CRT-ON showed higher total costs than CRT-OFF; however, CRT reduced the length of hospitalization in ICU by 94 percent (0.006 versus 0.091 days) and general ward in by 34 percent (0.705 versus 1.076 days). Surviving CRT-ON patients (88.2 percent versus 77.5 percent) remained in better functional class longer, and they achieved an improvement of 0.9 life years (LYGs) and 0.77 years quality-adjusted life years (QALYs).
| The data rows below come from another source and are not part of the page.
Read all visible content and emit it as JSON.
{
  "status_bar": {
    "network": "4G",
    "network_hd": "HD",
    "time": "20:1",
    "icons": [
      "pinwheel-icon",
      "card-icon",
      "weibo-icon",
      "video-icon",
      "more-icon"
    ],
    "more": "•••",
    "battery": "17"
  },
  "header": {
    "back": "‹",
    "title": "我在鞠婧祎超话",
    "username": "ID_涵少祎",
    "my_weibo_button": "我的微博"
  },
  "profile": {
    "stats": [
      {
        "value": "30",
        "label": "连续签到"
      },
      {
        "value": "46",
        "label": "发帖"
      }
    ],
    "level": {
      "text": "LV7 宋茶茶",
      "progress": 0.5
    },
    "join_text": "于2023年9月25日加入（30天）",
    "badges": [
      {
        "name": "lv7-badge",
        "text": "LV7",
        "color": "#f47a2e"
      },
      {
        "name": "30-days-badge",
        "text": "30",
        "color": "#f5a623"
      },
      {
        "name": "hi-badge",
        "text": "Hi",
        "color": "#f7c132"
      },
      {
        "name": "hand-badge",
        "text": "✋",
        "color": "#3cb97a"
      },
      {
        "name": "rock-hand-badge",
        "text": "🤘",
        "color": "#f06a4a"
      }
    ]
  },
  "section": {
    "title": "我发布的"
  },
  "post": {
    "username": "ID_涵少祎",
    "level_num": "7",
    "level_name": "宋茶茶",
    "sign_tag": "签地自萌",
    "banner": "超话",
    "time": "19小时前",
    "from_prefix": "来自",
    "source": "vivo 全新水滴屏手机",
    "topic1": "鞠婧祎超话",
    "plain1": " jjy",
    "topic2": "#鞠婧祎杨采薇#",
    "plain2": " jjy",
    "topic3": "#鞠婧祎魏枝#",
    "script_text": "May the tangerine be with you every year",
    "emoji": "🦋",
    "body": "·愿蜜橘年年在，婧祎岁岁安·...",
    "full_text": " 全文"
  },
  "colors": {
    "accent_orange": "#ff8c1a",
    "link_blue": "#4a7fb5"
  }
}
CRT-ON proved to be cost-effective after 6 years, except for the 7th year due to battery depletion. At 10 years, the results were €18,431 per LYG and €21,500 per QALY gained. Probabilistic sensitivity analysis showed CRT-ON was cost-effective in 75.4 percent of the cases at 10 years.

CONCLUSIONS

The use of CRT added to OMT represents an efficient use of resources in patients suffering from heart failure in NYHA functional classes I and II.

摘要

目的

本研究旨在结合欧洲 REVERSE 研究队列的临床结果以及在西班牙伴有心脏不同步标志物的轻度症状性(NYHA I-II 级)或无症状左心室功能障碍患者中添加心脏再同步治疗(CRT)与最佳药物治疗(OMT)相关的成本。

方法

基于回顾性成本效益分析,建立了一个包含 CRT+OMT(CRT-ON)与仅 OMT(CRT-OFF)的 Markov 模型。原始数据来源于文献和专家意见,反映了西班牙患者管理的临床和经济后果。时间范围为 10 年。所有成本(2010 年欧元)和效果均按 3%的年利率贴现。

结果

CRT-ON 的总成本高于 CRT-OFF;然而,CRT 可将 ICU 住院时间缩短 94%(0.006 天与 0.091 天),普通病房住院时间缩短 34%(0.705 天与 1.076 天)。存活的 CRT-ON 患者(88.2%与 77.5%)在更长时间内保持更好的功能状态,并且获得了 0.9 个生命年(LYG)和 0.77 年质量调整生命年(QALY)的改善。在第 6 年之后,CRT-ON 具有成本效益,除了第 7 年由于电池耗尽的原因。在第 10 年,每获得一个 LYG 的成本为 18431 欧元,每获得一个 QALY 的成本为 21500 欧元。概率敏感性分析显示,在第 10 年,CRT-ON 在 75.4%的情况下具有成本效益。

结论

在 NYHA 功能分级 I 和 II 的心力衰竭患者中,CRT 联合 OMT 的应用是对资源的有效利用。